MATTERS II - Estudio FIM de reparación percutánea de válvula tricúspide Mistral

Criterios de inclusión:

• El sujeto ha firmado el consentimiento informado del estudio para participar antes del procedimiento.
• El sujeto tiene ≥ 18 años o la edad legal en el país de acogida
• El sujeto está dispuesto y es capaz de cumplir con todas las evaluaciones de seguimiento requeridas
• Géneros elegibles para el estudio: Ambos géneros

• Insuficiencia tricuspídea funcional crónica (FTR) con un mínimo de insuficiencia tricuspídea moderada;

  o Sujetos con TR moderada: solo se puede considerar para la inclusión la Clase III o IV de la NYHA.
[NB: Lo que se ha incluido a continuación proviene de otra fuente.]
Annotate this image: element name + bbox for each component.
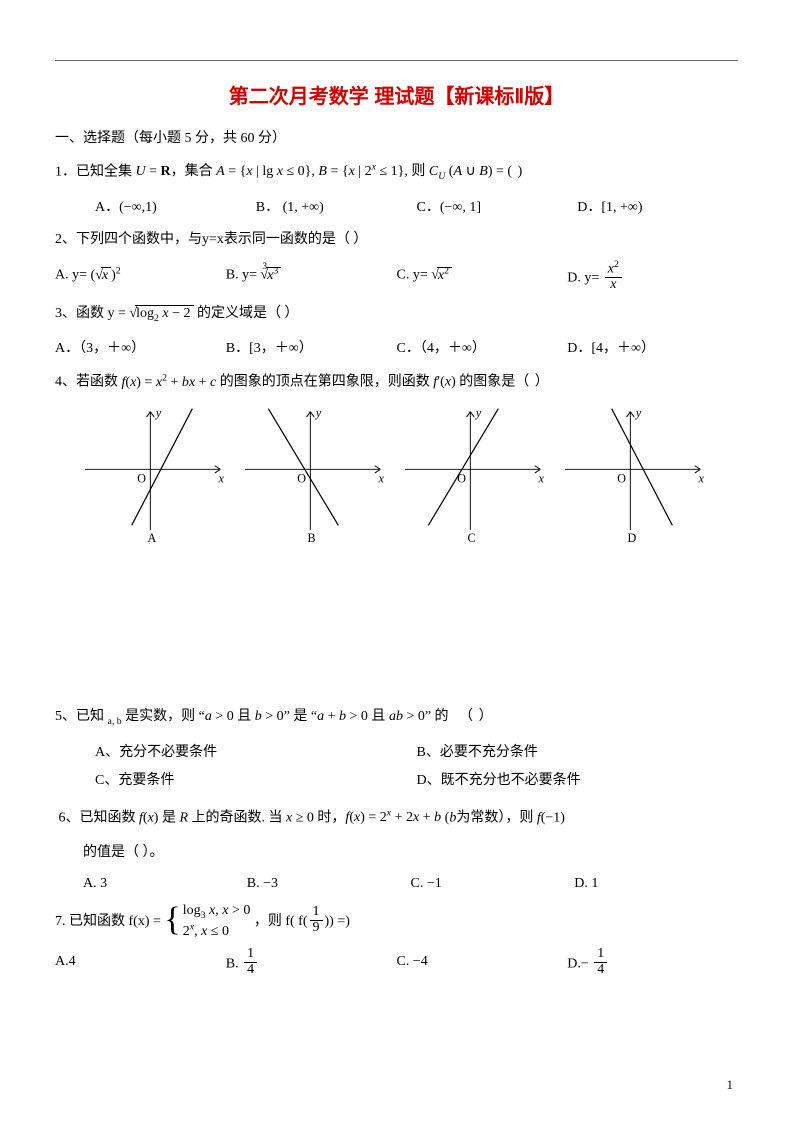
question-6: 6、已知函数 f(x) 是 R 上的奇函数. 当 x ≥ 0 时，f(x) = … bbox=[55, 805, 738, 832]
q3-stem-post: 的定义域是（ ） bbox=[197, 306, 299, 321]
svg-text:x: x bbox=[377, 472, 384, 486]
svg-text:D: D bbox=[628, 531, 637, 544]
page-number: 1 bbox=[727, 1073, 734, 1098]
q1-opt-B: B． (1, +∞) bbox=[256, 195, 417, 222]
q1-opt-C: C．(−∞, 1] bbox=[417, 195, 578, 222]
svg-text:C: C bbox=[468, 531, 476, 544]
svg-text:O: O bbox=[137, 472, 146, 486]
q1-options: A．(−∞,1) B． (1, +∞) C．(−∞, 1] D．[1, +∞) bbox=[95, 195, 738, 222]
q6-options: A. 3 B. −3 C. −1 D. 1 bbox=[83, 871, 738, 898]
top-rule bbox=[55, 60, 738, 61]
q2-opt-B: B. y= 3√x3 bbox=[226, 262, 397, 295]
q3-stem-pre: 3、函数 y = bbox=[55, 306, 129, 321]
svg-text:y: y bbox=[314, 406, 322, 420]
q2-opt-D: D. y= x2x bbox=[567, 262, 738, 295]
svg-text:y: y bbox=[474, 406, 482, 420]
svg-text:O: O bbox=[617, 472, 626, 486]
svg-text:y: y bbox=[634, 406, 642, 420]
q6-opt-A: A. 3 bbox=[83, 871, 247, 898]
q4-graph-C: y x O C bbox=[395, 404, 555, 544]
q1-stem-pre: 1．已知全集 bbox=[55, 164, 136, 179]
q5-options-2: C、充要条件 D、既不充分也不必要条件 bbox=[95, 768, 738, 795]
q7-stem-post: )) = bbox=[325, 914, 346, 929]
svg-text:x: x bbox=[537, 472, 544, 486]
svg-text:B: B bbox=[308, 531, 316, 544]
svg-text:A: A bbox=[148, 531, 157, 544]
question-5: 5、已知 a, b 是实数，则 “a > 0 且 b > 0” 是 “a + b… bbox=[55, 704, 738, 731]
q1-opt-D: D．[1, +∞) bbox=[577, 195, 738, 222]
q6-opt-B: B. −3 bbox=[247, 871, 411, 898]
svg-text:y: y bbox=[154, 406, 162, 420]
q5-opt-C: C、充要条件 bbox=[95, 768, 417, 795]
q2-opt-C: C. y= √x2 bbox=[397, 262, 568, 295]
question-7: 7. 已知函数 f(x) = { log3 x, x > 0 2x, x ≤ 0… bbox=[55, 903, 738, 941]
q4-graph-D: y x O D bbox=[555, 404, 715, 544]
q7-stem-mid: ，则 f( f( bbox=[254, 914, 308, 929]
spacer bbox=[55, 550, 738, 700]
question-3: 3、函数 y = √log2 x − 2 的定义域是（ ） bbox=[55, 301, 738, 328]
q5-opt-B: B、必要不充分条件 bbox=[417, 740, 739, 767]
q3-options: A．（3，＋∞） B．[3，＋∞） C．（4，＋∞） D．[4，＋∞） bbox=[55, 336, 738, 363]
section-1-heading: 一、选择题（每小题 5 分，共 60 分） bbox=[55, 126, 738, 153]
q2-opt-A: A. y= (√x)2 bbox=[55, 262, 226, 295]
q7-options: A.4 B. 14 C. −4 D.− 14 bbox=[55, 949, 738, 979]
svg-text:x: x bbox=[697, 472, 704, 486]
q7-opt-B: B. 14 bbox=[226, 949, 397, 979]
q5-options-1: A、充分不必要条件 B、必要不充分条件 bbox=[95, 740, 738, 767]
q6-stem2: 的值是（ ）。 bbox=[83, 840, 738, 867]
svg-text:O: O bbox=[297, 472, 306, 486]
question-1: 1．已知全集 U = R，集合 A = {x | lg x ≤ 0}, B = … bbox=[55, 159, 738, 187]
q5-opt-D: D、既不充分也不必要条件 bbox=[417, 768, 739, 795]
svg-text:O: O bbox=[457, 472, 466, 486]
q4-graph-B: y x O B bbox=[235, 404, 395, 544]
q7-stem-pre: 7. 已知函数 f(x) = bbox=[55, 914, 164, 929]
question-2: 2、下列四个函数中，与y=x表示同一函数的是（ ） bbox=[55, 227, 738, 254]
q7-opt-A: A.4 bbox=[55, 949, 226, 979]
q3-opt-A: A．（3，＋∞） bbox=[55, 336, 226, 363]
q4-graph-A: y x O A bbox=[75, 404, 235, 544]
q7-opt-D: D.− 14 bbox=[567, 949, 738, 979]
q6-opt-D: D. 1 bbox=[574, 871, 738, 898]
q3-opt-B: B．[3，＋∞） bbox=[226, 336, 397, 363]
q3-opt-D: D．[4，＋∞） bbox=[567, 336, 738, 363]
q4-graphs: y x O Ay x O By x O Cy x O D bbox=[75, 404, 738, 544]
q2-options: A. y= (√x)2 B. y= 3√x3 C. y= √x2 D. y= x… bbox=[55, 262, 738, 295]
q7-opt-C: C. −4 bbox=[397, 949, 568, 979]
q3-opt-C: C．（4，＋∞） bbox=[397, 336, 568, 363]
page-title: 第二次月考数学 理试题【新课标Ⅱ版】 bbox=[55, 78, 738, 116]
q6-opt-C: C. −1 bbox=[411, 871, 575, 898]
q1-opt-A: A．(−∞,1) bbox=[95, 195, 256, 222]
svg-text:x: x bbox=[217, 472, 224, 486]
question-4: 4、若函数 f(x) = x2 + bx + c 的图象的顶点在第四象限，则函数… bbox=[55, 369, 738, 396]
q5-opt-A: A、充分不必要条件 bbox=[95, 740, 417, 767]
• Sujetos con IT grave o mayor: NYHA II, III o IV pueden ser considerados para su inclusión El sujeto tiene fracción de eyección del ventrículo izquierdo (FEVI) >20 %
• El sujeto es de clase funcional 2 o más (NYHA)
• El sujeto tiene un alto riesgo de someterse a una cirugía de TV según lo evaluado y consentido por un cirujano cardíaco y un cardiólogo intervencionista en el sitio (equipo cardíaco del centro), y de acuerdo con las pautas ESC/EACTS sobre el manejo de la enfermedad cardíaca valvular.
• Pacientes con venas Yugular y/o Femoral que permiten la cateterización con catéteres 12Fr
• Esperanza de vida ≥ 1 año

Criterio de exclusión:

• Estenosis tricuspídea > leve
• Calcificación subvalvular tricuspídea o calcificación de las cuerdas.
• Sujetos con estenosis severa de la válvula aórtica y/o mitral y/o regurgitación severa.
• Sujetos con hipertensión grave no controlada.
• Sujetos con reparación o reemplazo tricuspídeo previo.
• Sujetos, que necesitan someterse a una cirugía de emergencia.
• Sujetos que participan en otra investigación clínica.
• El sujeto tiene antecedentes de accidente vascular cerebral (ACV) o ataque isquémico transitorio (AIT) en los últimos 90 días.
• El sujeto tiene antecedentes de infarto de miocardio (IM) en los últimos 90 días.
• El sujeto ha tenido una intervención percutánea, incluida una intervención coronaria (PCI), en los últimos 90 días antes del procedimiento.
• El sujeto tiene antecedentes o tiene endocarditis activa
• El sujeto tiene evidencia ecocardiográfica de masa intracardíaca, trombo, vegetación o depósitos móviles blandos
• El sujeto tiene edema pulmonar agudo.
• El sujeto tiene inestabilidad hemodinámica que requiere soporte inotrópico o mecánico.
• El sujeto tiene una hipersensibilidad conocida o una contraindicación a la medicación anticoagulante o antiplaquetaria.
• El sujeto tiene insuficiencia renal evidenciada por una creatinina sérica > 3,0 mg/dl.
• El sujeto tiene infección o sepsis en curso
• El sujeto tiene discrasias sanguíneas (leucopenia, anemia aguda, trombocitopenia, antecedentes de diátesis hemorrágica o coagulopatía)
• El sujeto tiene una úlcera péptica activa o ha tenido sangrado gastrointestinal (GI) en los últimos 3 meses antes del procedimiento índice
• El sujeto requiere cirugía de emergencia por cualquier motivo
• El sujeto tiene una alergia conocida a las aleaciones de Nitinol, acero inoxidable 316L\304.
• Mujeres embarazadas o lactantes.
• Los pacientes que dependen del patrocinador o del investigador o del sitio de investigación.
• El sujeto tiene una alergia conocida a los medios de contraste.
• Presencia de bloqueo auriculoventricular de alto grado (bloqueo A-V de segundo o tercer grado) o presencia de bloqueo trifascicular
• Según el investigador en el sitio, el paciente sufre una enfermedad grave en etapa terminal (p. malignidad, enfermedad pulmonar grave, enfermedad hepática, insuficiencia renal) y tiene una esperanza de vida de menos de 1 año.
• Contraindicación para el tratamiento con doble antiagregación plaquetaria durante al menos 3 meses
• Contraindicación para TEE incluyendo vistas transgástricas.